81 // Tcp CloseWait count.
82 serCloseWait string = "tcp_closewait"
83 )
...
...
180 func (self *influxdbStorage) containerStatsToPoints(
181 cInfo *info.ContainerInfo,
182 stats *info.ContainerStats,
183 ) (points []*influxdb.Point) {
184 // CPU usage: Total usage in nanoseconds
185 points = append(points, makePoint(serCpuUsageTotal, stats.Cpu.Usage.Total))
186
187 // CPU usage: Time spend in system space (in nanoseconds)
188 points = append(points, makePoint(serCpuUsageSystem, stats.Cpu.Usage.System))
189
190 // CPU usage: Time spent in user space (in nanoseconds)
191 points = append(points, makePoint(serCpuUsageUser, stats.Cpu.Usage.User))
192
193 // CPU usage per CPU
194 for i := 0; i < len(stats.Cpu.Usage.PerCpu); i++ {
195 point := makePoint(serCpuUsagePerCpu, stats.Cpu.Usage.PerCpu[i])

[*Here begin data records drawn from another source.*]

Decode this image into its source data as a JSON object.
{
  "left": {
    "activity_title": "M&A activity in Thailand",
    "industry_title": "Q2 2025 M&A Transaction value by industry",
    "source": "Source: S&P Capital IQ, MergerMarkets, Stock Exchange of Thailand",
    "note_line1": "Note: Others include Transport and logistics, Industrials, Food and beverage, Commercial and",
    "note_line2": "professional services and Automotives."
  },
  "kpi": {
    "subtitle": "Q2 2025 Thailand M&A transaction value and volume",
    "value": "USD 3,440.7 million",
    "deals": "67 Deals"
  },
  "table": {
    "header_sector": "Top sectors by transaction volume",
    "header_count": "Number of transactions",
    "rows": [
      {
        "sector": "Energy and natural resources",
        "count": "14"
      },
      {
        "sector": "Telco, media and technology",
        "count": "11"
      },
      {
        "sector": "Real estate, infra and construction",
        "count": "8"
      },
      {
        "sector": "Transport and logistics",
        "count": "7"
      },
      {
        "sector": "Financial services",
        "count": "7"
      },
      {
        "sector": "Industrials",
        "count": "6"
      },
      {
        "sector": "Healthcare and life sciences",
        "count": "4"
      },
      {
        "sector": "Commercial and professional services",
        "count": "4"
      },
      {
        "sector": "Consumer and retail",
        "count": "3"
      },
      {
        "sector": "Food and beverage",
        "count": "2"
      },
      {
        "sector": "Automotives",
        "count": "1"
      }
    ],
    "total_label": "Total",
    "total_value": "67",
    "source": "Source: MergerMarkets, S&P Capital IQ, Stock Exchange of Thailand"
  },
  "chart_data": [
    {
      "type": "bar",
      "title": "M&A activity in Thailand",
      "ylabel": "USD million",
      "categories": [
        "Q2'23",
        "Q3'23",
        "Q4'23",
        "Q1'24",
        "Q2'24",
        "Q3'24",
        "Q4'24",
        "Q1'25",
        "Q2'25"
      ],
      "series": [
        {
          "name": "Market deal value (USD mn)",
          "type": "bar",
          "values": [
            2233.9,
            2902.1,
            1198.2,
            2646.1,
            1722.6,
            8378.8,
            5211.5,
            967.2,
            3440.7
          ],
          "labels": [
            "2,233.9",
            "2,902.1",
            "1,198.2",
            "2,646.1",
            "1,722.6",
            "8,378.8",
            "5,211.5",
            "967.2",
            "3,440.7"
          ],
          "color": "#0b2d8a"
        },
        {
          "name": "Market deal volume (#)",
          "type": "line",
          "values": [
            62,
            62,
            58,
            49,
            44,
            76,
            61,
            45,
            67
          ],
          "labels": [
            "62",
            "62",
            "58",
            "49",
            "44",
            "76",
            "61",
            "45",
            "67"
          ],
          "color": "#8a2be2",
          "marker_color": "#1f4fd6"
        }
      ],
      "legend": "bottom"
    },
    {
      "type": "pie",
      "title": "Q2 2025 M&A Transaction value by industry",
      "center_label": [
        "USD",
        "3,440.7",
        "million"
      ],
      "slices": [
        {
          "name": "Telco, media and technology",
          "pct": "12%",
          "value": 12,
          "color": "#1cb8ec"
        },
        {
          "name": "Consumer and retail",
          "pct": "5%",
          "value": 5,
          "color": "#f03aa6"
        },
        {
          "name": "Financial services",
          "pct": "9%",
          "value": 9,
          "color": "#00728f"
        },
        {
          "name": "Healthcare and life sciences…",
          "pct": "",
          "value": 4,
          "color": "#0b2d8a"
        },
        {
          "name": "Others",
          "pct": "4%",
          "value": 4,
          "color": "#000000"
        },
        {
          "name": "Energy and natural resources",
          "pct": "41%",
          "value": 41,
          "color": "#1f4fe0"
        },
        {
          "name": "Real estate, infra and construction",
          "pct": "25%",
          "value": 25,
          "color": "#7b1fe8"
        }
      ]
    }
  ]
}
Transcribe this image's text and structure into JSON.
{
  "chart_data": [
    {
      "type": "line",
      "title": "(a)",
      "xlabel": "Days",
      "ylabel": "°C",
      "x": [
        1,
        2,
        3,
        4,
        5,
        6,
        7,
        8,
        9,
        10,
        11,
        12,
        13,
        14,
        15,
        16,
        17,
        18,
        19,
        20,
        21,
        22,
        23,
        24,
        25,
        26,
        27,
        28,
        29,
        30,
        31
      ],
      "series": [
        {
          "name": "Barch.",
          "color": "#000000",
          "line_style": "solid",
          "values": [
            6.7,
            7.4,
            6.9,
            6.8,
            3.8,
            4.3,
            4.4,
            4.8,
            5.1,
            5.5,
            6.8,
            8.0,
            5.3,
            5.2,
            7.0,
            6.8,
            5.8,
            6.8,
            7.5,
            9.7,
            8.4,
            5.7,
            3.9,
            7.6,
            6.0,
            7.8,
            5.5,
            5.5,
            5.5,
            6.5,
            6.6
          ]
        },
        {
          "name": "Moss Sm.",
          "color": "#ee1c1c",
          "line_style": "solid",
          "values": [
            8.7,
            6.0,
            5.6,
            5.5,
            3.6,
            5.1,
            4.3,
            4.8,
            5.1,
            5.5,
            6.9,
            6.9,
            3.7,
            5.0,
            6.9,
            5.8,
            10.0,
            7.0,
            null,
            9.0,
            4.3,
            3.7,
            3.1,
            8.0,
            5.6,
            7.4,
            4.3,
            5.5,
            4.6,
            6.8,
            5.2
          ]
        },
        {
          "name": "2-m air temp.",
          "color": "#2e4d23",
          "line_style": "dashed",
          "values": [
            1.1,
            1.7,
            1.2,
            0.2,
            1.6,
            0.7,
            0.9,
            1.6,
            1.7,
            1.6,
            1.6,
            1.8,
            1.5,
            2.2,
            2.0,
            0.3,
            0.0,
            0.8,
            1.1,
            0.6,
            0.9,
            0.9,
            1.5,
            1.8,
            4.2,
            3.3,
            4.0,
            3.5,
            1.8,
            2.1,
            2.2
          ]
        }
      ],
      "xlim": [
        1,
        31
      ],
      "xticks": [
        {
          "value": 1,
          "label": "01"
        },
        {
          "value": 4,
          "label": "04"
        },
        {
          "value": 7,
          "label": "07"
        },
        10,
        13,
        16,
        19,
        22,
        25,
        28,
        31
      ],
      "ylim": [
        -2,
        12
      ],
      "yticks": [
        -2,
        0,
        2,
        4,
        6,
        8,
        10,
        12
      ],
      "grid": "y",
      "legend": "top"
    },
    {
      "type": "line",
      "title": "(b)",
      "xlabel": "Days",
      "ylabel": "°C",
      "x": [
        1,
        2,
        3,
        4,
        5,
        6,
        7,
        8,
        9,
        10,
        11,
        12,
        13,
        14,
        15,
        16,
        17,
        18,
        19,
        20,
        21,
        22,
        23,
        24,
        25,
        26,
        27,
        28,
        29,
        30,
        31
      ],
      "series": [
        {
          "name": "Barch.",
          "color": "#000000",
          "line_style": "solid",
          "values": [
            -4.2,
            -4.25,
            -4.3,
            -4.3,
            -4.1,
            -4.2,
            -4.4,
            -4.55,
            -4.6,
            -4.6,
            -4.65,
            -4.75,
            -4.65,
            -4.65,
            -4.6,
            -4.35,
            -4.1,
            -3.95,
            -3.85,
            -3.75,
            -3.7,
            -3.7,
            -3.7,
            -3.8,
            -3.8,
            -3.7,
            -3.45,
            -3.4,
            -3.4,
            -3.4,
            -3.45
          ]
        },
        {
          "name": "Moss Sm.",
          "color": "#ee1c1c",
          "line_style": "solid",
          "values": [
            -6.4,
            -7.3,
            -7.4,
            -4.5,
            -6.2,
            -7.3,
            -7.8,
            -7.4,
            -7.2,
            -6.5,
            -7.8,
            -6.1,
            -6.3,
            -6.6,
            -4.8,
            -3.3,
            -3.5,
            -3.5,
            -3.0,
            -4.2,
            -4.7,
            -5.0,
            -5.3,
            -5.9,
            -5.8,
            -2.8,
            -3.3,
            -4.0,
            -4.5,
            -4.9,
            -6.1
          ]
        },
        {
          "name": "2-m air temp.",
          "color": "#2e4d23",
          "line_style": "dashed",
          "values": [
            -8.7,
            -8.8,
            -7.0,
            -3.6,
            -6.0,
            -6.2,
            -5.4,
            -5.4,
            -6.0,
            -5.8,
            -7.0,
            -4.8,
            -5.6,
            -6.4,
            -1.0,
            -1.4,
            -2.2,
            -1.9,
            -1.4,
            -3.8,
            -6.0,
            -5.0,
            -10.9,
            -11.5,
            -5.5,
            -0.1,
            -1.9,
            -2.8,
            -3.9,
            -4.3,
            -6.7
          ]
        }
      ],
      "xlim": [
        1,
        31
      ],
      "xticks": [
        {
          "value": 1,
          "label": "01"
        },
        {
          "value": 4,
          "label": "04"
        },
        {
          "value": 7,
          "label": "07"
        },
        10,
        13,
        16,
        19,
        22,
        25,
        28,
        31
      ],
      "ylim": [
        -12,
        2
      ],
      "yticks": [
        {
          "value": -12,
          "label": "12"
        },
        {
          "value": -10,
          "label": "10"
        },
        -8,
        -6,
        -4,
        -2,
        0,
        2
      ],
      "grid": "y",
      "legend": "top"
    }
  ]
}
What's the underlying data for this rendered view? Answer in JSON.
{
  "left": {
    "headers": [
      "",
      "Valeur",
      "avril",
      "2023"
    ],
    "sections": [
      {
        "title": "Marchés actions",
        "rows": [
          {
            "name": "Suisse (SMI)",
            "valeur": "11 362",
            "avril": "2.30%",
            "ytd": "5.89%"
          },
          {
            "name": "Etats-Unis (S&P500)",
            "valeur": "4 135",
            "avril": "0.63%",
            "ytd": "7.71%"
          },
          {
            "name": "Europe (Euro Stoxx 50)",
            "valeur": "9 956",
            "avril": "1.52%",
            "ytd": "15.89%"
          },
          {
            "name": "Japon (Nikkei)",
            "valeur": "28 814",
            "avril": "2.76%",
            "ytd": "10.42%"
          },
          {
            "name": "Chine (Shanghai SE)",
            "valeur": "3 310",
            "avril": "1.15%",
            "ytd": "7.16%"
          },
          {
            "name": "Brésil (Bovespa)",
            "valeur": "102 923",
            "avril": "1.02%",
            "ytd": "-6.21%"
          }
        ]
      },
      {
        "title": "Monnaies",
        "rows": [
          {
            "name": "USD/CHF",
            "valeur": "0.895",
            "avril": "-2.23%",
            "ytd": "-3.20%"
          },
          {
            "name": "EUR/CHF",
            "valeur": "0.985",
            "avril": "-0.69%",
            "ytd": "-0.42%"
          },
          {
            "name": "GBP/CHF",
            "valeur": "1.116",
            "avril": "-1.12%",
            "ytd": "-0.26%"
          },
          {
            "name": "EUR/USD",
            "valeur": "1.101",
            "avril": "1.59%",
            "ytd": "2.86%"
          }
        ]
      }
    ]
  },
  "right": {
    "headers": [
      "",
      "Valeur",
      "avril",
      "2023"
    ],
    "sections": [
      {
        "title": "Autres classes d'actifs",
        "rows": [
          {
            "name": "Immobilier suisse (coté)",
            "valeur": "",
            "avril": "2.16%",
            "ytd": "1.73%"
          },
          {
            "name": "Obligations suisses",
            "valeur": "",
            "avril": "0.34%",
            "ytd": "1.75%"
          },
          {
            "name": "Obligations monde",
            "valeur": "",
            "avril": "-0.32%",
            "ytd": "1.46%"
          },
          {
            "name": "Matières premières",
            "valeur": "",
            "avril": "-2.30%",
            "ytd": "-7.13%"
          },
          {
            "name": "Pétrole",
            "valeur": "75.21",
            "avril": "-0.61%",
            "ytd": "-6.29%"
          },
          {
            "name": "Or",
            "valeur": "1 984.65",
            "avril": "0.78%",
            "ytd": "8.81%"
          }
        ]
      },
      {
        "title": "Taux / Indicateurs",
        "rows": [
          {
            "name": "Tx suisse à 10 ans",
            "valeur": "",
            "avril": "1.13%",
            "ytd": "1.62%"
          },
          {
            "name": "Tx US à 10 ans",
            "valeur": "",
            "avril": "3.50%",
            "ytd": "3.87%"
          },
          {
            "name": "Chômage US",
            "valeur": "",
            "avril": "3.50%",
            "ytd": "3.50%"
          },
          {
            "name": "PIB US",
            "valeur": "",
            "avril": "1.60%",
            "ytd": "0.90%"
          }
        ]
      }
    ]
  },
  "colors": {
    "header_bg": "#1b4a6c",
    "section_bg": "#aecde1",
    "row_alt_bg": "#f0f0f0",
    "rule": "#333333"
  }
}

196 tags := map[string]string{"instance": fmt.Sprintf("%v", i)}
197 addTagsToPoint(point, tags)
198
199 points = append(points, point)
200 }
201
202 // Load Average
203 points = append(points, makePoint(serLoadAverage, stats.Cpu.LoadAverage))
204
205 // Memory Usage
206 points = append(points, makePoint(serMemoryUsage, stats.Memory.Usage))
207
208 // Working Set Size
209 points = append(points, makePoint(serMemoryWorkingSet, stats.Memory.WorkingSet))
210
211 // Network Stats
212 points = append(points, makePoint(serRxBytes, stats.Network.RxBytes))
213 points = append(points, makePoint(serRxErrors, stats.Network.RxErrors))
214 points = append(points, makePoint(serTxBytes, stats.Network.TxBytes))
215 points = append(points, makePoint(serTxErrors, stats.Network.TxErrors))
216 points = append(points, makePoint(serEsTabs, stats.Network.Tcp.Established))
217 points = append(points, makePoint(serTimeWait, stats.Network.Tcp.TimeWait))
218 points = append(points, makePoint(serCloseWait, stats.Network.Tcp.CloseWait))
219
220 self.tagPoints(cInfo, stats, points)
221
222 return points
223 }
...
4、数据验证:
相关代码已经修改完成并提交到我的个人仓库中,需要的可以直接拉取进行make build,也可以直接下载cadvisor_with_tcp这个二进制文件执行。
代码仓库:https://github.com/mmjl/cadvisor.git
至此,cadvisor+influxdb,无法收集tcpEstab数量问题已经解决。